After McQuarrie won an Academy Award for best screenplay for The Usual Suspects, great things were expected of him. Unlike The Usual Suspects, The Way of the Gun does not have a complex story that keeps you glued to the edge of your seat as you wait to have an epiphany and finally understand the film in the final minutes.
Instead, The Way of the Gun keeps you on the edge of your mind as you are filled with superb camera angles, fast paced editing, and some of the loudest gunfire ever heard in a film. Especially in The Wild Bunch inspired fifteen-minute ending.
The film begins with the word “fuck” being said over 100 times in the first three minutes. Before the opening credits role the audience is bombarded with profanity, violence, and some politically incorrect comedy. Exactly what every film should strive for is found immediately.
Benicio Del Toro (Fear and Loathing in Las Vegas, The Usual Suspects) and Ryan Phillippe (Cruel Intentions, 54) play two modern outlaws, ‘Parker’ and ‘Longbaugh’ as they like to be called, that live and die by the gun. They don’t want anyone to feel sorry for them, they make no excuses for the way they are, and they love the life they have chosen for themselves.
Unfortunately, that all changes when they kidnap a surrogate mother, Juliette Lewis (Natural Born Killers), who is just about ready to pop. Little do our two anti-heroes know that the father of the child is a powerful southwestern couple. The couple ends up sending James Caan (The Godfather) to retrieve their prized possession before anything happens to it.
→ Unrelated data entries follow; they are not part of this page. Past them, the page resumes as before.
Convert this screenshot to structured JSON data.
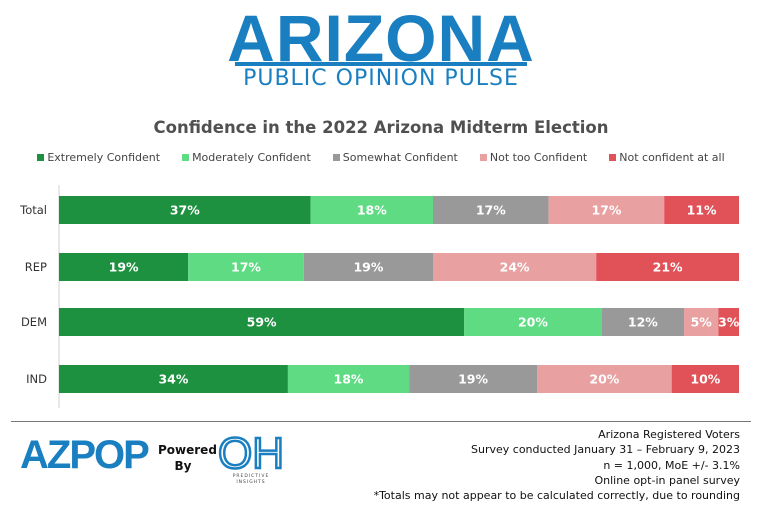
{
  "header": {
    "brand": "ARIZONA",
    "subtitle": "PUBLIC OPINION PULSE"
  },
  "chart_data": {
    "type": "bar",
    "orientation": "horizontal",
    "stacked": true,
    "title": "Confidence in the 2022 Arizona Midterm Election",
    "categories": [
      "Total",
      "REP",
      "DEM",
      "IND"
    ],
    "series": [
      {
        "name": "Extremely Confident",
        "color": "#1e9140",
        "values": [
          37,
          19,
          59,
          34
        ]
      },
      {
        "name": "Moderately Confident",
        "color": "#5fdc83",
        "values": [
          18,
          17,
          20,
          18
        ]
      },
      {
        "name": "Somewhat Confident",
        "color": "#999999",
        "values": [
          17,
          19,
          12,
          19
        ]
      },
      {
        "name": "Not too Confident",
        "color": "#e8a0a0",
        "values": [
          17,
          24,
          5,
          20
        ]
      },
      {
        "name": "Not confident at all",
        "color": "#e05258",
        "values": [
          11,
          21,
          3,
          10
        ]
      }
    ],
    "value_suffix": "%",
    "legend": "top",
    "grid": false
  },
  "footer": {
    "logo_left": "AZPOP",
    "powered_by": [
      "Powered",
      "By"
    ],
    "logo_right": "OH",
    "logo_right_tag": "PREDICTIVE INSIGHTS",
    "notes": [
      "Arizona Registered Voters",
      "Survey conducted January 31 – February 9, 2023",
      "n = 1,000, MoE +/- 3.1%",
      "Online opt-in panel survey",
      "*Totals may not appear to be calculated correctly, due to rounding"
    ]
  }
}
Ever since the release of Reservoir Dogs and Pulp Fiction, every movie with the slightest bit of violence in it is compared to the Quentin Tarantino classics. Many films have tried to emulate these violent gangster films. Fortunately, The Way of the Gun does not. It owes as much artistic inspiration to the Spaghetti Westerns of decades past as to the mid 90’s violent epics. Clint Eastwood could very well have been either one of our two ‘heroes’ in the 70’s.
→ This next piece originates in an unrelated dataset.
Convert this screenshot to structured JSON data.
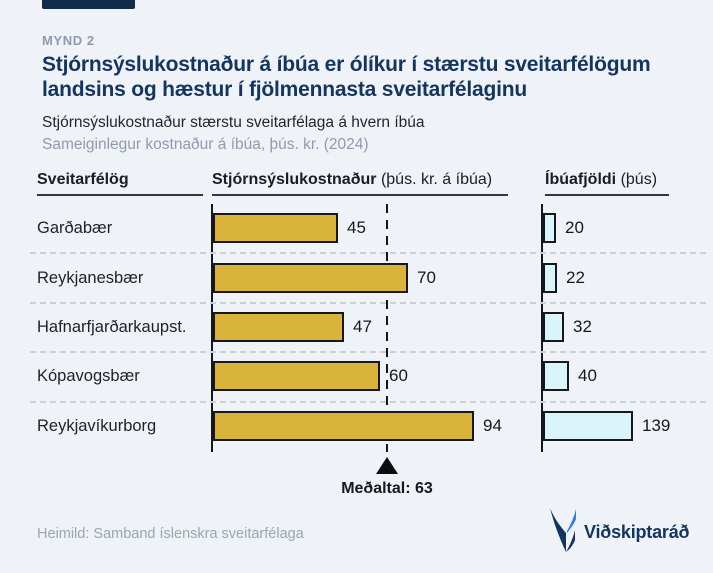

The only down part of the film is that we never actually understand why the two protagonists are the way they are. None of the characters develop at all and the two-hour film takes place over about a day and a half.
The audience never has to guess who is going to do what next, but that doesn’t really matter because this film is more of an artistic accomplishment of how to edit a film. The fast paced editing doesn’t deter from the story like many films do in the age of MTV’s short attention span. Instead, the editing adds to the story and allows McQuarrie to be a little looser in his story telling. A great deal of credit should be given to Stephen Semel for his excellent editing as well as the Director of Photography, Dick Pope B.S.C.
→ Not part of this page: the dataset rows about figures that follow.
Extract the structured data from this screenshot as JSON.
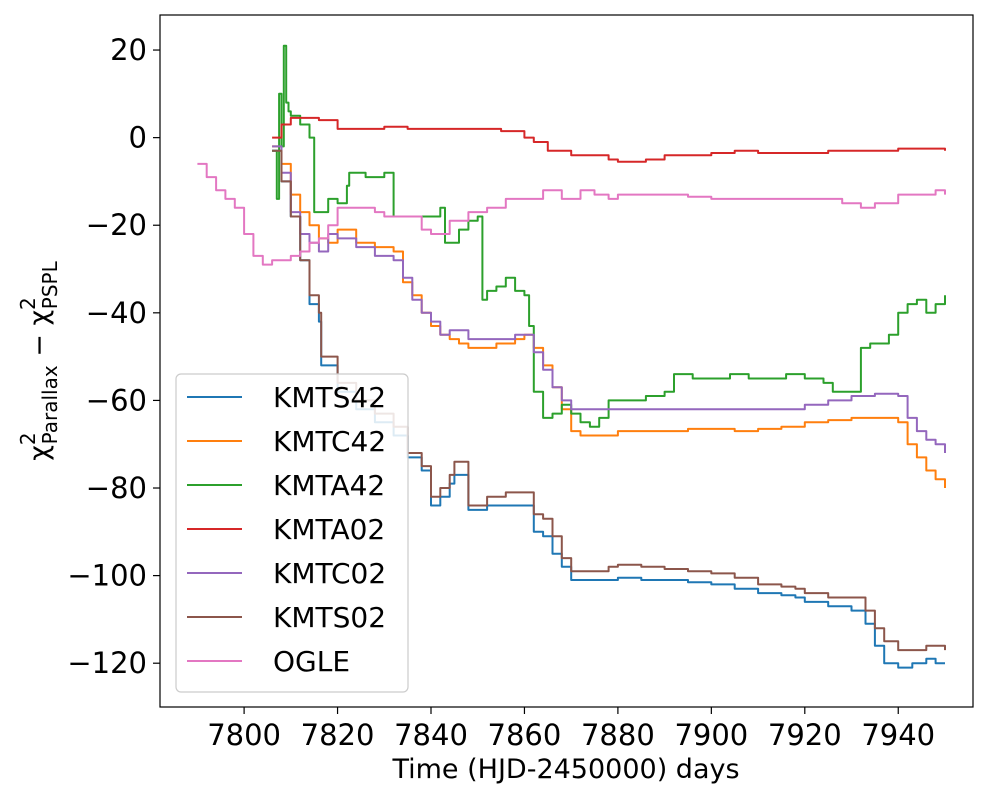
{
  "chart_data": {
    "type": "line",
    "xlabel": "Time (HJD-2450000) days",
    "ylabel_parts": [
      "χ",
      "2",
      "Parallax",
      " − χ",
      "2",
      "PSPL"
    ],
    "xlim": [
      7782,
      7956
    ],
    "ylim": [
      -130,
      28
    ],
    "xticks": [
      7800,
      7820,
      7840,
      7860,
      7880,
      7900,
      7920,
      7940
    ],
    "yticks": [
      20,
      0,
      -20,
      -40,
      -60,
      -80,
      -100,
      -120
    ],
    "xtick_labels": [
      "7800",
      "7820",
      "7840",
      "7860",
      "7880",
      "7900",
      "7920",
      "7940"
    ],
    "ytick_labels": [
      "20",
      "0",
      "−20",
      "−40",
      "−60",
      "−80",
      "−100",
      "−120"
    ],
    "grid": false,
    "legend_position": "lower-left",
    "series": [
      {
        "name": "KMTS42",
        "color": "#1f77b4",
        "x": [
          7806,
          7808,
          7810,
          7812,
          7814,
          7816,
          7816.5,
          7820,
          7824,
          7828,
          7832,
          7835,
          7838,
          7840,
          7842,
          7844,
          7845,
          7848,
          7852,
          7856,
          7860,
          7862,
          7864,
          7866,
          7868,
          7870,
          7874,
          7878,
          7880,
          7885,
          7890,
          7895,
          7900,
          7905,
          7910,
          7915,
          7918,
          7920,
          7925,
          7930,
          7933,
          7935,
          7937,
          7940,
          7943,
          7946,
          7948,
          7950
        ],
        "y": [
          -3,
          -10,
          -18,
          -28,
          -38,
          -42,
          -52,
          -58,
          -62,
          -65,
          -68,
          -73,
          -76,
          -84,
          -82,
          -79,
          -77,
          -85,
          -84,
          -84,
          -84,
          -90,
          -91,
          -95,
          -98,
          -101,
          -101,
          -101,
          -100.5,
          -101,
          -101,
          -101.5,
          -102,
          -103,
          -104,
          -104.5,
          -105,
          -106,
          -107,
          -108,
          -111,
          -116,
          -120,
          -121,
          -120,
          -119,
          -120,
          -120
        ]
      },
      {
        "name": "KMTC42",
        "color": "#ff7f0e",
        "x": [
          7806,
          7808,
          7810,
          7812,
          7814,
          7816,
          7818,
          7820,
          7824,
          7828,
          7832,
          7834,
          7836,
          7838,
          7840,
          7842,
          7844,
          7846,
          7848,
          7850,
          7852,
          7854,
          7856,
          7858,
          7860,
          7862,
          7864,
          7866,
          7868,
          7870,
          7872,
          7874,
          7876,
          7878,
          7880,
          7885,
          7890,
          7895,
          7900,
          7905,
          7910,
          7915,
          7920,
          7925,
          7930,
          7935,
          7940,
          7942,
          7944,
          7946,
          7948,
          7950
        ],
        "y": [
          -2,
          -6,
          -13,
          -17,
          -20,
          -23,
          -24,
          -21,
          -24,
          -25,
          -26,
          -33,
          -36,
          -40,
          -43,
          -45,
          -46,
          -47,
          -48,
          -48,
          -48,
          -47,
          -47,
          -46,
          -45,
          -48,
          -52,
          -57,
          -62,
          -67,
          -68,
          -68,
          -68,
          -68,
          -67,
          -67,
          -67,
          -66.5,
          -66.5,
          -67,
          -66.5,
          -66,
          -65,
          -64.5,
          -64,
          -64,
          -65,
          -70,
          -73,
          -76,
          -78,
          -80
        ]
      },
      {
        "name": "KMTA42",
        "color": "#2ca02c",
        "x": [
          7806,
          7807,
          7807.5,
          7808,
          7808.5,
          7809,
          7809.5,
          7810,
          7812,
          7814,
          7815,
          7818,
          7820,
          7822,
          7822.5,
          7826,
          7830,
          7832,
          7840,
          7842,
          7843,
          7844,
          7846,
          7848,
          7850,
          7851,
          7852,
          7854,
          7856,
          7858,
          7860,
          7861,
          7862,
          7864,
          7866,
          7868,
          7870,
          7872,
          7874,
          7876,
          7878,
          7880,
          7882,
          7886,
          7890,
          7892,
          7896,
          7900,
          7904,
          7908,
          7912,
          7916,
          7920,
          7924,
          7926,
          7928,
          7930,
          7932,
          7934,
          7936,
          7938,
          7940,
          7942,
          7944,
          7946,
          7948,
          7950
        ],
        "y": [
          -3,
          -14,
          10,
          -2,
          21,
          8,
          6,
          5,
          3,
          0,
          -17,
          -14,
          -15,
          -11,
          -8,
          -9,
          -8,
          -18,
          -18,
          -16,
          -24,
          -24,
          -21,
          -19,
          -18,
          -37,
          -35,
          -34,
          -32,
          -35,
          -36,
          -43,
          -58,
          -64,
          -63,
          -61,
          -63,
          -65,
          -66,
          -64,
          -60,
          -60,
          -60,
          -59,
          -58,
          -54,
          -55,
          -55,
          -54,
          -55,
          -55,
          -54,
          -55,
          -56,
          -58,
          -58,
          -58,
          -48,
          -47,
          -47,
          -45,
          -40,
          -38,
          -37,
          -40,
          -38,
          -36
        ]
      },
      {
        "name": "KMTA02",
        "color": "#d62728",
        "x": [
          7806,
          7808,
          7810,
          7814,
          7816,
          7820,
          7825,
          7830,
          7835,
          7840,
          7845,
          7850,
          7855,
          7860,
          7862,
          7865,
          7870,
          7875,
          7878,
          7880,
          7883,
          7886,
          7890,
          7895,
          7900,
          7905,
          7910,
          7915,
          7920,
          7925,
          7930,
          7935,
          7940,
          7945,
          7950
        ],
        "y": [
          0,
          3,
          4.5,
          4.5,
          4,
          2,
          2,
          2.5,
          2,
          2,
          2,
          2,
          1.5,
          0,
          -1,
          -3,
          -4,
          -4,
          -5,
          -5.5,
          -5.5,
          -5,
          -4,
          -4,
          -3.5,
          -3,
          -3.5,
          -3.5,
          -3.5,
          -3,
          -3,
          -3,
          -2.5,
          -2.5,
          -3
        ]
      },
      {
        "name": "KMTC02",
        "color": "#9467bd",
        "x": [
          7806,
          7808,
          7810,
          7812,
          7814,
          7816,
          7818,
          7820,
          7824,
          7828,
          7832,
          7834,
          7836,
          7838,
          7840,
          7842,
          7844,
          7846,
          7848,
          7850,
          7852,
          7854,
          7856,
          7858,
          7860,
          7862,
          7864,
          7866,
          7868,
          7870,
          7872,
          7874,
          7876,
          7878,
          7880,
          7885,
          7890,
          7895,
          7900,
          7905,
          7910,
          7915,
          7920,
          7925,
          7930,
          7935,
          7940,
          7942,
          7944,
          7946,
          7948,
          7950
        ],
        "y": [
          -2,
          -8,
          -17,
          -22,
          -24,
          -26,
          -22,
          -23,
          -25,
          -27,
          -28,
          -32,
          -37,
          -40,
          -42,
          -45,
          -44,
          -44,
          -46,
          -46,
          -46,
          -46,
          -46,
          -45,
          -45,
          -49,
          -53,
          -57,
          -60,
          -62,
          -62,
          -62,
          -62,
          -62,
          -62,
          -62,
          -62,
          -62,
          -62,
          -62,
          -62,
          -62,
          -61,
          -60,
          -59,
          -58.5,
          -59,
          -64,
          -67,
          -69,
          -70,
          -72
        ]
      },
      {
        "name": "KMTS02",
        "color": "#8c564b",
        "x": [
          7806,
          7808,
          7810,
          7812,
          7814,
          7816,
          7816.5,
          7820,
          7824,
          7828,
          7832,
          7835,
          7838,
          7840,
          7842,
          7844,
          7845,
          7848,
          7852,
          7856,
          7860,
          7862,
          7864,
          7866,
          7868,
          7870,
          7874,
          7878,
          7880,
          7885,
          7890,
          7895,
          7900,
          7905,
          7910,
          7915,
          7918,
          7920,
          7925,
          7930,
          7933,
          7935,
          7937,
          7940,
          7943,
          7946,
          7948,
          7950
        ],
        "y": [
          -3,
          -10,
          -18,
          -28,
          -36,
          -40,
          -50,
          -56,
          -60,
          -63,
          -66,
          -72,
          -75,
          -82,
          -80,
          -77,
          -74,
          -84,
          -82,
          -81,
          -81,
          -86,
          -87,
          -91,
          -96,
          -99,
          -99,
          -98,
          -97.5,
          -98,
          -98.5,
          -99,
          -99.5,
          -100.5,
          -102,
          -102.5,
          -103,
          -104,
          -105,
          -105,
          -108,
          -112,
          -115,
          -117,
          -117,
          -116,
          -116,
          -117
        ]
      },
      {
        "name": "OGLE",
        "color": "#e377c2",
        "x": [
          7790,
          7792,
          7794,
          7796,
          7798,
          7800,
          7802,
          7804,
          7806,
          7808,
          7810,
          7812,
          7814,
          7816,
          7818,
          7820,
          7824,
          7828,
          7830,
          7834,
          7838,
          7840,
          7844,
          7848,
          7852,
          7856,
          7860,
          7864,
          7868,
          7872,
          7875,
          7878,
          7880,
          7885,
          7890,
          7895,
          7900,
          7905,
          7910,
          7915,
          7920,
          7925,
          7928,
          7932,
          7935,
          7940,
          7945,
          7948,
          7950
        ],
        "y": [
          -6,
          -9,
          -12,
          -14,
          -16,
          -22,
          -27,
          -29,
          -28,
          -28,
          -27,
          -26,
          -24,
          -23,
          -20,
          -16,
          -16,
          -17,
          -18,
          -18,
          -21,
          -22,
          -19,
          -17,
          -16,
          -14,
          -14,
          -12,
          -14,
          -12,
          -13,
          -14,
          -13,
          -13,
          -13,
          -13.5,
          -14,
          -14,
          -14,
          -14,
          -14,
          -14,
          -15,
          -16,
          -15,
          -13,
          -13,
          -12,
          -13
        ]
      }
    ]
  }
}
Had this film paid as much attention to the story line as it did to the photography and editing, then it could have been one of the best films of the year. As it stands, it is still a very enjoyable film, but it probably won’t earn any Academy Awards for McQuarrie this time around. But that’s okay because the Academy doesn’t know shit anyway. For seven dollars there’s no better film at the multiplex in September.